Friday, April 29, 2011

Commitment and Team: Not Just For The Locker Room

I've failed. 

Yes, I committed to updating this blog on a fairly regular basis, yet this is the first time in nearly three months that I've logged an entry.  So, yes ... my commitment has wavered a bit on this front.

I've failed many times, in fact.  I've also failed myself over the span of my career, learning all too often how much work I still have to do to reach my own potential.

However, this Friday afternoon, it's a time to celebrate.  It's been a particularly rewarding three months for me personally and professionally.  Bottom line: I'm having a blast, working with some of the best people in the industry and having a great time doing it.  But, I found that I had to re-commit myself and go back to the core of what I believe to be important.  What I feel is most important, is being a team player and making the team better overall.

I had lunch today with a colleague in the industry, and she and I talked about what it was like to be a part of an organization and team that you truly believe in.  We both sat there and felt really blessed to be where we were.  It's not complacency, mind you.  It was just a moment to look off that proverbial mountain and see where you are and say, "Wow ... thanks."

As a member of the #sportsbiz industry, we all work on teams, and many of us for teams.  We realize that we're part of a bigger structure that only succeeds at the highest level when we're working together.  What that requires is a commitment to the people around me.
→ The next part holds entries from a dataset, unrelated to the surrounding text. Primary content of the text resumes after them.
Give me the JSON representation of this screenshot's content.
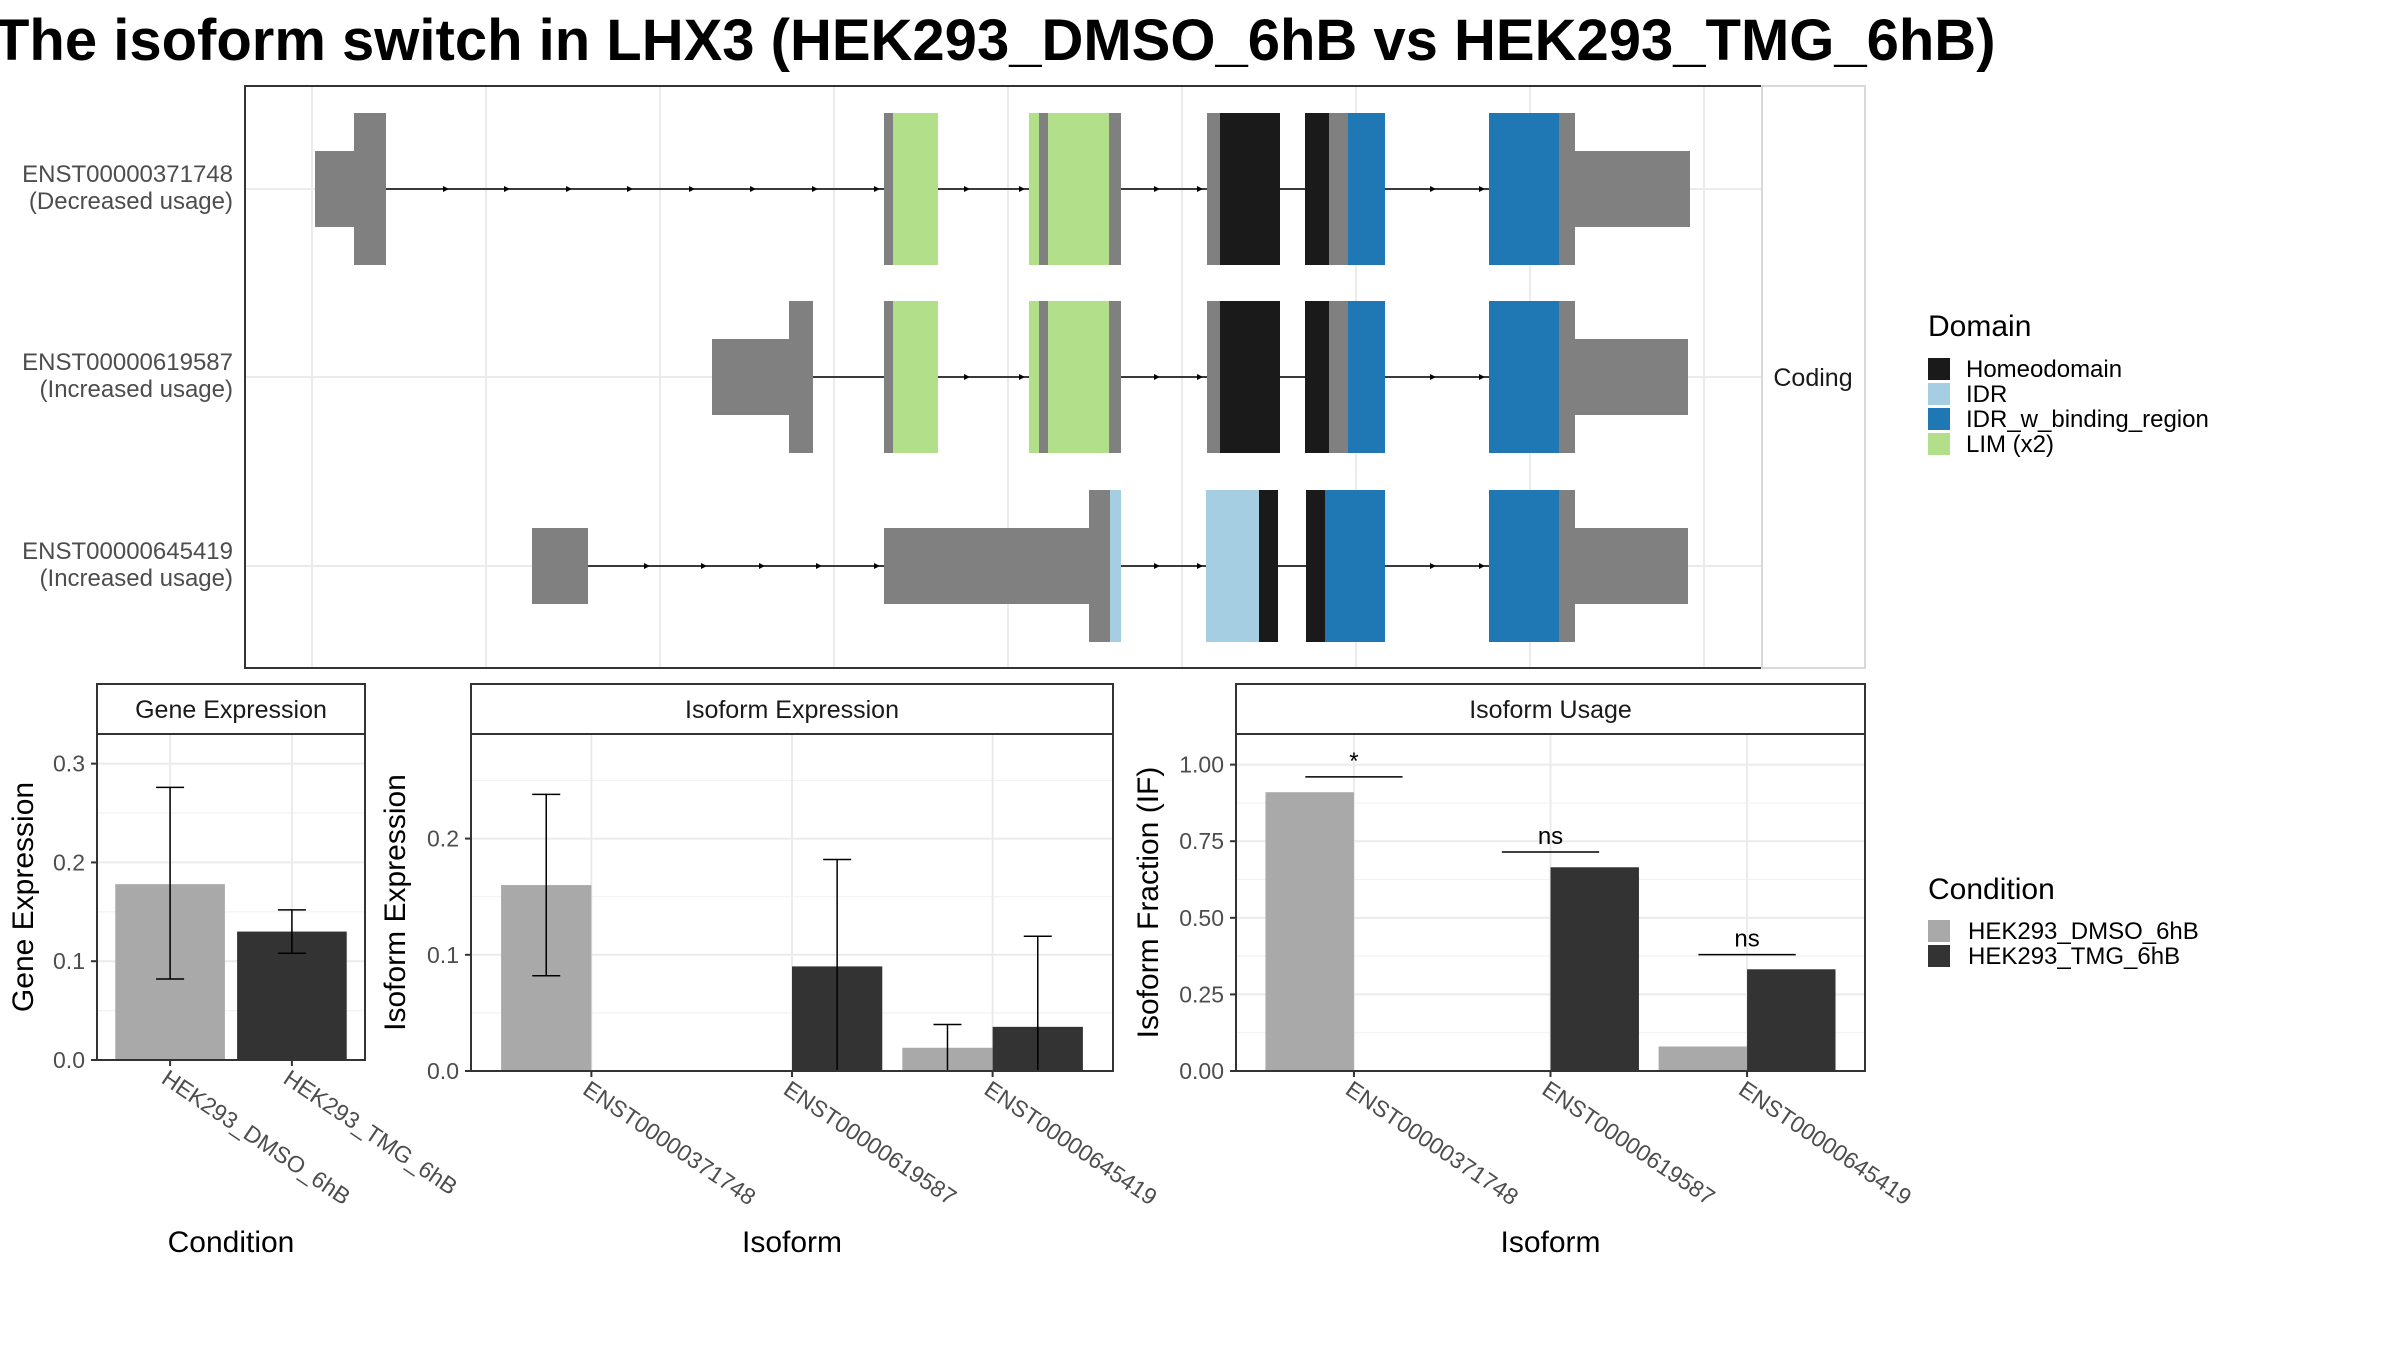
{
  "title": "The isoform switch in LHX3 (HEK293_DMSO_6hB vs HEK293_TMG_6hB)",
  "chart_data": [
    {
      "type": "gene_structure",
      "facet_label": "Coding",
      "rows": [
        {
          "isoform": "ENST00000371748",
          "usage": "(Decreased usage)"
        },
        {
          "isoform": "ENST00000619587",
          "usage": "(Increased usage)"
        },
        {
          "isoform": "ENST00000645419",
          "usage": "(Increased usage)"
        }
      ],
      "legend": {
        "title": "Domain",
        "items": [
          {
            "label": "Homeodomain",
            "color": "#1a1a1a"
          },
          {
            "label": "IDR",
            "color": "#a6cee3"
          },
          {
            "label": "IDR_w_binding_region",
            "color": "#1f78b4"
          },
          {
            "label": "LIM (x2)",
            "color": "#b2df8a"
          }
        ]
      },
      "colors": {
        "utr": "#808080",
        "intron": "#000000"
      }
    },
    {
      "type": "bar",
      "strip": "Gene Expression",
      "xlabel": "Condition",
      "ylabel": "Gene Expression",
      "ylim": [
        0,
        0.33
      ],
      "yticks": [
        0.0,
        0.1,
        0.2,
        0.3
      ],
      "ytick_labels": [
        "0.0",
        "0.1",
        "0.2",
        "0.3"
      ],
      "categories": [
        "HEK293_DMSO_6hB",
        "HEK293_TMG_6hB"
      ],
      "values": [
        0.178,
        0.13
      ],
      "error_low": [
        0.082,
        0.108
      ],
      "error_high": [
        0.276,
        0.152
      ],
      "colors": [
        "#a9a9a9",
        "#333333"
      ]
    },
    {
      "type": "bar",
      "strip": "Isoform Expression",
      "xlabel": "Isoform",
      "ylabel": "Isoform Expression",
      "ylim": [
        0,
        0.29
      ],
      "yticks": [
        0.0,
        0.1,
        0.2
      ],
      "ytick_labels": [
        "0.0",
        "0.1",
        "0.2"
      ],
      "categories": [
        "ENST00000371748",
        "ENST00000619587",
        "ENST00000645419"
      ],
      "series": [
        {
          "name": "HEK293_DMSO_6hB",
          "values": [
            0.16,
            0.0,
            0.02
          ],
          "error_low": [
            0.082,
            0.0,
            0.0
          ],
          "error_high": [
            0.238,
            0.0,
            0.04
          ]
        },
        {
          "name": "HEK293_TMG_6hB",
          "values": [
            0.0,
            0.09,
            0.038
          ],
          "error_low": [
            0.0,
            0.0,
            0.0
          ],
          "error_high": [
            0.0,
            0.182,
            0.116
          ]
        }
      ]
    },
    {
      "type": "bar",
      "strip": "Isoform Usage",
      "xlabel": "Isoform",
      "ylabel": "Isoform Fraction (IF)",
      "ylim": [
        0,
        1.1
      ],
      "yticks": [
        0.0,
        0.25,
        0.5,
        0.75,
        1.0
      ],
      "ytick_labels": [
        "0.00",
        "0.25",
        "0.50",
        "0.75",
        "1.00"
      ],
      "categories": [
        "ENST00000371748",
        "ENST00000619587",
        "ENST00000645419"
      ],
      "series": [
        {
          "name": "HEK293_DMSO_6hB",
          "values": [
            0.91,
            0.0,
            0.08
          ]
        },
        {
          "name": "HEK293_TMG_6hB",
          "values": [
            0.0,
            0.665,
            0.332
          ]
        }
      ],
      "significance": [
        "*",
        "ns",
        "ns"
      ],
      "significance_y": [
        0.96,
        0.715,
        0.38
      ]
    }
  ],
  "condition_legend": {
    "title": "Condition",
    "items": [
      {
        "label": "HEK293_DMSO_6hB",
        "color": "#a9a9a9"
      },
      {
        "label": "HEK293_TMG_6hB",
        "color": "#333333"
      }
    ]
  }
}
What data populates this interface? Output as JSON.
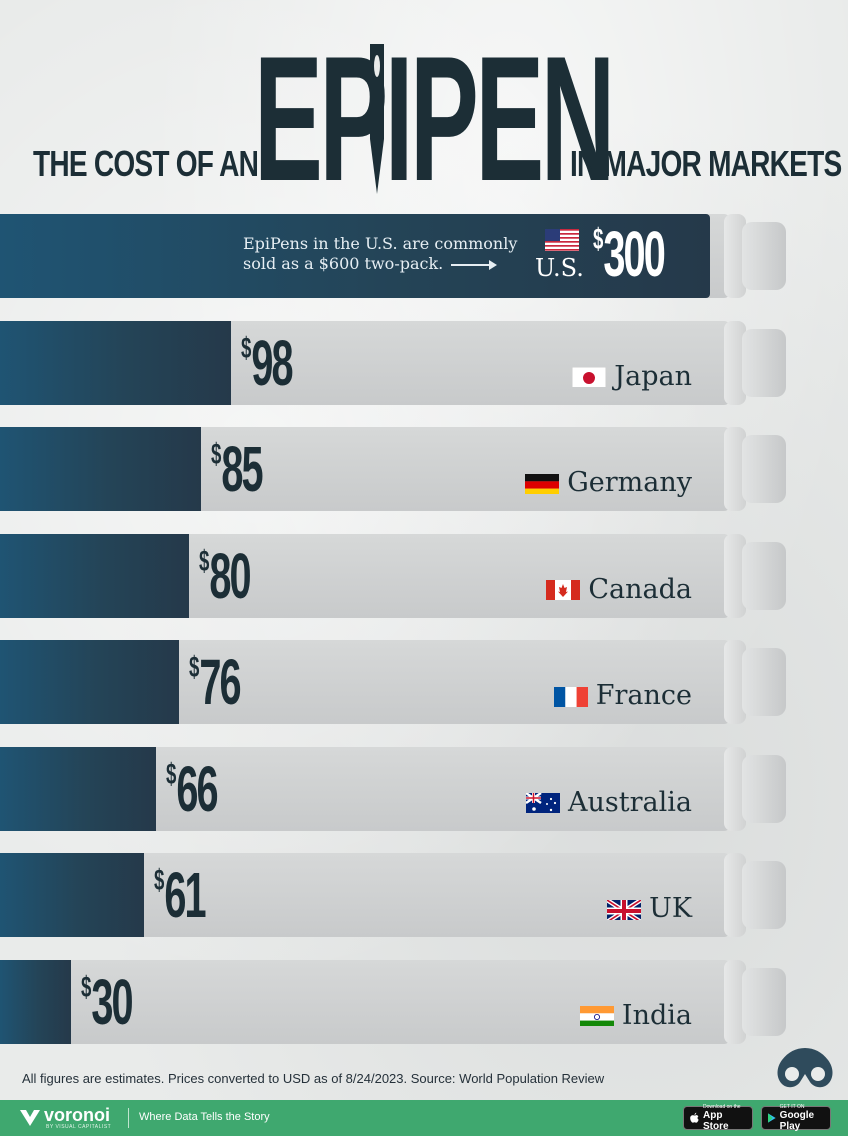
{
  "title": {
    "prefix": "THE COST OF AN",
    "product": "EPIPEN",
    "suffix": "IN MAJOR MARKETS"
  },
  "chart_data": {
    "type": "bar",
    "orientation": "horizontal",
    "title": "THE COST OF AN EPIPEN IN MAJOR MARKETS",
    "unit": "USD",
    "categories": [
      "U.S.",
      "Japan",
      "Germany",
      "Canada",
      "France",
      "Australia",
      "UK",
      "India"
    ],
    "values": [
      300,
      98,
      85,
      80,
      76,
      66,
      61,
      30
    ],
    "value_labels": [
      "300",
      "98",
      "85",
      "80",
      "76",
      "66",
      "61",
      "30"
    ],
    "currency_symbol": "$",
    "annotation": {
      "line1": "EpiPens in the U.S. are commonly",
      "line2": "sold as a $600 two-pack."
    },
    "xlim": [
      0,
      300
    ]
  },
  "flags": [
    "us-flag-icon",
    "japan-flag-icon",
    "germany-flag-icon",
    "canada-flag-icon",
    "france-flag-icon",
    "australia-flag-icon",
    "uk-flag-icon",
    "india-flag-icon"
  ],
  "colors": {
    "bar_fill": "#244457",
    "bar_fill_us": "#1f5473",
    "pen_body": "#cfd1d1",
    "text_dark": "#1c2e36",
    "footer": "#3fa86f"
  },
  "footer": {
    "source": "All figures are estimates. Prices converted to USD as of 8/24/2023. Source: World Population Review",
    "brand": "voronoi",
    "brand_sub": "BY VISUAL CAPITALIST",
    "tagline": "Where Data Tells the Story",
    "appstore_small": "Download on the",
    "appstore_big": "App Store",
    "gplay_small": "GET IT ON",
    "gplay_big": "Google Play"
  }
}
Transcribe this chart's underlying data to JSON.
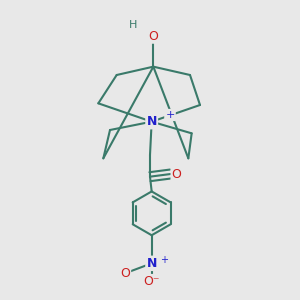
{
  "bg_color": "#e8e8e8",
  "bond_color": "#3a7a6a",
  "atom_colors": {
    "N": "#2020cc",
    "O": "#cc2020",
    "H": "#3a7a6a",
    "plus": "#2020cc"
  },
  "bond_width": 1.5,
  "figsize": [
    3.0,
    3.0
  ],
  "dpi": 100
}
Let me say by no means I have this figured out.  But the older I get, the more I am starting to see the value that certain relationships have in my own career and life.  These are bonds that will go long beyond work, but into our lives.  And it's not necessarily about having people you can call and hang out with on the weekends.  It's about people you can count on when it matters most.  I just wrapped up an experience like that.

I was fortunate to be a part of a team that I felt like was one of the strongest I have ever worked on.  Each of the players had been assigned a role in the project, and each of us played critical parts that led to a solid performance.  Now, it's to be determined how successful we ultimately are.  But this team, this day ... we were on.

There's also some people I work with that I also learn a lot from.  I see them interact on a daily basis, and they do a really great job of succeeding while working in a team environment.  But it's a commitment on their parts.  They choose to play up each others' strengths, minimize their weaknesses and all-in-all, put up with their individual eccentricities.  It's a great learning exercise for me. 

In closing, as you know, I'm big on lists.  So, fresh off this collaborative process and teamwork example, I'll give you five things to think about as you are a part of your team on a daily basis.  Just some thoughts to frame your considerations, but things I consider to be important in my own life.
  1. What's my role in this organization? Think of it like a play.  What's your casting?  What are others looking to you to achieve?  What are others counting on you for?
  2. What's my motivation in this process?  Why have I chosen to work hard, other than it's my job?  What's driving me?  (For me, this oftentimes is competitive spirit, but could be something else for you.  If you're in sales, it's likely commission.  If you're in creative, it's often a great product.)
  3. What can I do today for the team?  What value can I deliver to this process, this effort, this moment?  How can I really be of the utmost utility to my teammates?  What are the steps I can take to succeed?
  4. How can I help another team member?  Is there something I can do to help someone else in this process or project?  Can I build them up, and give them confidence? 
  5. What's our end goal?  What are we working to achieve together?  How can we work better together?  What's mission critical?
I find myself more and more coming back to: how can I help others?  Honestly, I need to do a lot more of it.  But I think that I'm finding an increasing amount of satisfaction in working as a part of a team, and building against a greater goal.  I know it's passe in some circles as we face a me-first social mentality, but I do believe in the common good.

How are you improving?  What steps are you taking to help others in your own life?  What does that mean for your career?  I'm interested in hearing your thoughts.  And as always, thanks for reading.